China Reportedly Walking ‘Phantom’ Drone Warpath With US

China Reportedly Walking 'Phantom' Drone Warpath With US

Remotely controlled weapons and detectors lurking behind seabed plants, highly intelligent drones capable of cognition and thus of prompt and accurate reactions, as well as promising bionic devices – these are just part of the underwater arsenal the Chinese will reportedly come up with in the next few years, “before a crisis evolves into a war.”

China’s military is preparing for an underwater war against the United States in a bid to “seize sea supremacy,” namely arming itself with cutting edge drone submersibles, according to the People’s Liberation Army’s newspaper.

The newspaper report has it that China is currently zeroing in on unmanned underwater vehicles capable of conducting undercover attacks, as well as scrupulously organized networks of sensors planted on the seabed around the world, which may be discerned by satellites. The Chinese reportedly place their stake on smart subs operating without human control, which are  a “new frontier mainly for laying ambushes with underwater robots, smart ‘phantom’ weapons, and bionic fish-like devices to shape a network-based operations system.”

“Before a crisis evolves into a war, the ‘phantom’ weapons may be deployed ahead of time in a way of deep submerging below the sea surface or deep lurking on the seafloor beneath a strategic sea channel, or a sea strait that the adversary’s vessels will certainly pass through, one may activate such weapons via the space-based or sea-based low-frequency signal system to shape a pre-deployed underwater operations system with the capability of self-determined smart attacks,” the report said.

Specifying what the second biggest economy means by the “neural network,” the report determined it as that of self-thinking weapons empowered by the “cerebral cognition” ability, which helps them process masses of underwater acoustic signals and visual images. Such weapons, reportedly set to be deployed by the early 2020s, will be able to trigger preliminary explosions in a bid to make an enemy give in due to “psychological weaknesses of the opponent in war.”

The report quoted Lin Yang, head of marine technology equipment at China’s Shenyang Institute of Automation, confirming work on a series of extra-large unmanned underwater vehicles, or XLUUVs, meant to rival analogous US’ programs, with the battlefield expected to be the waters of the contested South China Sea and the western Pacific, the Chinese newspaper quoted researchers as saying.

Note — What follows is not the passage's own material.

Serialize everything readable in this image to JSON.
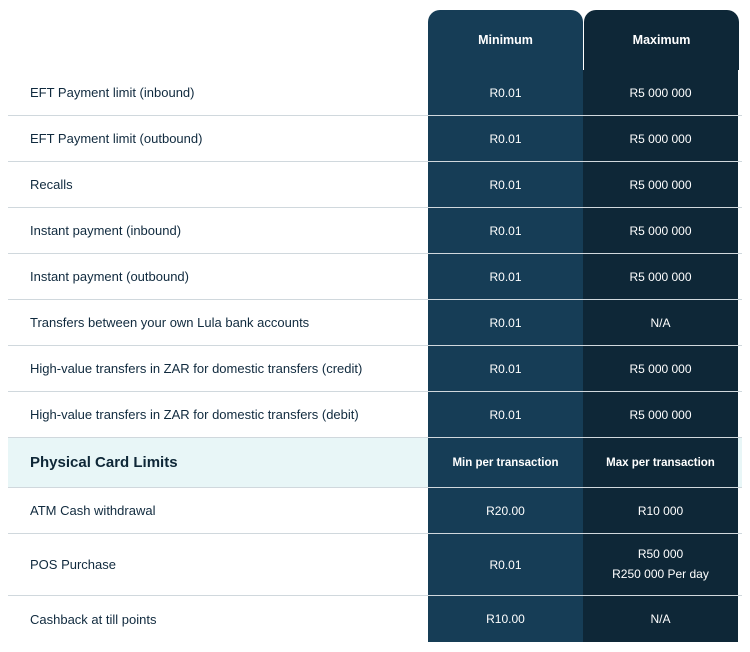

In June, a brand-new Chinese underwater vehicle (AUV) made headlines as it dived deep into the South China Sea, covering a nearly 100-mile distance. Built by the Shenyang Institute of Automation, the colorful Qianlong III looks like a clownfish from children’s cartoons, but there is an incredible capacity behind the cute appearance, which specialists said may expand its original set of research missions to warfare and even underwater mining.